The Eastern Fjords

From Eglisstadir we headed south to an area known for the long finger like penninsulas that create deep fjords. With the exception of one recently-created short-cut the R1 route follows the ocean in and out of each fjord. Lots of distance, but the landscape is fantastically beautiful. More mountainous and rockier than the north, with scree littering the steep slopes. I told Stephen he and I should agree not to show any of our photos to Maurice. For this leg of the trip the weather was also very good. A bit cool but sunny enough that the colour of the green moss landscape really shone through.

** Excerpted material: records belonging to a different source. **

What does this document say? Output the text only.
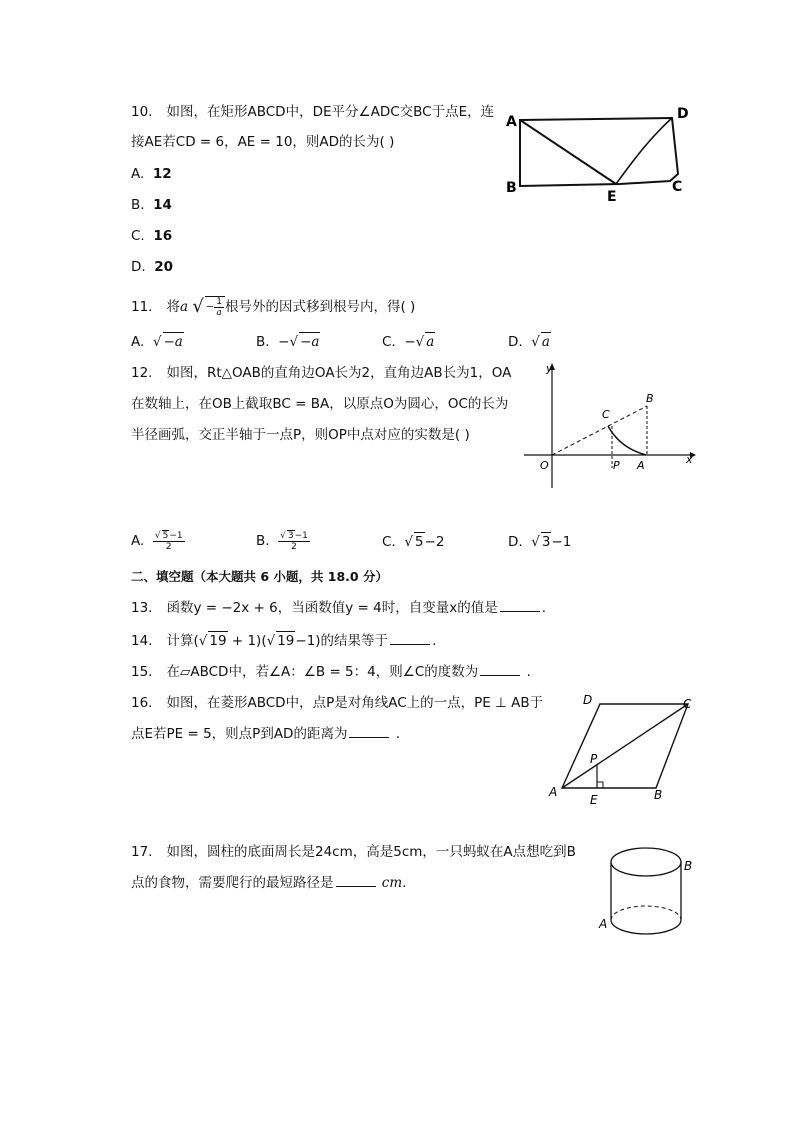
10. 如图，在矩形ABCD中，DE平分∠ADC交BC于点E，连
接AE若CD = 6，AE = 10，则AD的长为( )
A. 12
B. 14
C. 16
D. 20
A	D
B	C
E
11. 将a √ − $\frac{1}{a}$ 根号外的因式移到根号内，得( )
A. √ −a	B. −√ −a	C. −√ a	D. √ a
12. 如图，Rt△OAB的直角边OA长为2，直角边AB长为1，OA
在数轴上，在OB上截取BC = BA，以原点O为圆心，OC的长为
半径画弧，交正半轴于一点P，则OP中点对应的实数是( )
y
x
O	P A
B
C
A. $\frac{√ 5-1}{2}$	B. $\frac{√ 3-1}{2}$	C. √ 5−2	D. √ 3−1
二、填空题（本大题共 6 小题，共 18.0 分）
13. 函数y = −2x + 6，当函数值y = 4时，自变量x的值是	.
14. 计算(√ 19 + 1)(√ 19−1)的结果等于	.
15. 在▱ABCD中，若∠A：∠B = 5：4，则∠C的度数为	.
16. 如图，在菱形ABCD中，点P是对角线AC上的一点，PE ⊥ AB于
点E若PE = 5，则点P到AD的距离为	.
A	B
C
D
P
E
17. 如图，圆柱的底面周长是24cm，高是5cm，一只蚂蚁在A点想吃到B
点的食物，需要爬行的最短路径是	cm.
B
A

Stephen in the Eastern Fjords

Our destination that night was Berunes Farm. Situated on one of the fjords it advertised an inn and campground and marked the approximate halfway point between Eglisstadir and the Skaftafell National Park https://www.east.is/en/what-to-see-and-do/services/berunes-hi-hostel

Berunes Farm

The campground was not spectacular, just a soggy field surrounded by a few bushes, but the location up from the fjord was lovely, and they had a cozy bar in one of the buildings on site. We cooked our own dinner and then retreated to the bar for a nightcap. The spot next to us in the camping field was occupied by a small camper truck that had been rented by 3 Australian women – Stephen and I could not at all figure out how the three of them all fit to sleep inside the camper. They were travelling in the opposite direction than we were and were able to foreshadow the Vatnojokull glacier that lay ahead of us, complete with stories of how they had taken some ice to use in their vodka.